Tochter: „Na also, geht doch. Es ist ja zu deinem Besten. Du stellst dich nur immer so eigensinnig an. Das muß doch nicht sein.“


Das hätte früher auch nicht sein müssen. Aber so liefen in ihrer Kindheit die Szenen ab, wenn sie das eine oder andere nicht essen wollte. Ob bewußt oder unbewußt hat sie dieses Muster in die Pflege mit genommen und das Vorgehen mit der Brechstange zur Sorge um den Vater herunter gerudert.
[...]

Über die Autorin

Jahrgang 1937.
Als Ethnologin/Psychologin im Migrationsbereich tätig.
Im Laufe der Zeit immer mehr mit älteren Menschen konfrontiert, daher Promotion über „Altwerden von Migranten hier und in der Heimat“. Meine damalige Professorin fand die Arbeit so hervorragend, dass Sie mich bat, weiter in der Altersforschung tätig zu sein, dem ich auch nach kam.

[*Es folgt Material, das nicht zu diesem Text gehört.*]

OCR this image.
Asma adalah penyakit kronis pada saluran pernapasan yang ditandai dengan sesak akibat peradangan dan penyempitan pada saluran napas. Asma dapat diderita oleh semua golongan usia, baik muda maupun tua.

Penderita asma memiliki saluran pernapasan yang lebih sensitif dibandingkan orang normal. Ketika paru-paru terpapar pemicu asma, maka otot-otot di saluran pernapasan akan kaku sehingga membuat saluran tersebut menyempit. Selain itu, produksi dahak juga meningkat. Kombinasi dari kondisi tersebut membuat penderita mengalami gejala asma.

Während dieser Forschungsarbeit stieß ich überall auf das Problem „Misshandlung von alten Menschen“ und musste feststellen, dass dazu weltweit nur völlig ungenügende Forschungsgrundlagen existieren. Für die Allgemeinheit war sogar gar nichts vorhanden. Dies, obwohl allein in Deutschland Millionen bei der häuslichen Pflege alter Menschen involviert sind.

Deshalb habe ich mich in diese Thematik sehr vertieft sowohl mit ethnologischem Auge (teilnehmende Beobachtung) wie mit psychologischem Wissen.
Dabei hatte ich immer die Allgemeinheit im Blick. Wenn sich die Leute nämlich informieren können, weshalb bei der Pflege etwas aus dem Ruder läuft, hilft dies mehr als ein Beitrag für die Wissenschaft. Aber gelesen wird eher, wenn etwas locker, lässig daher kommt.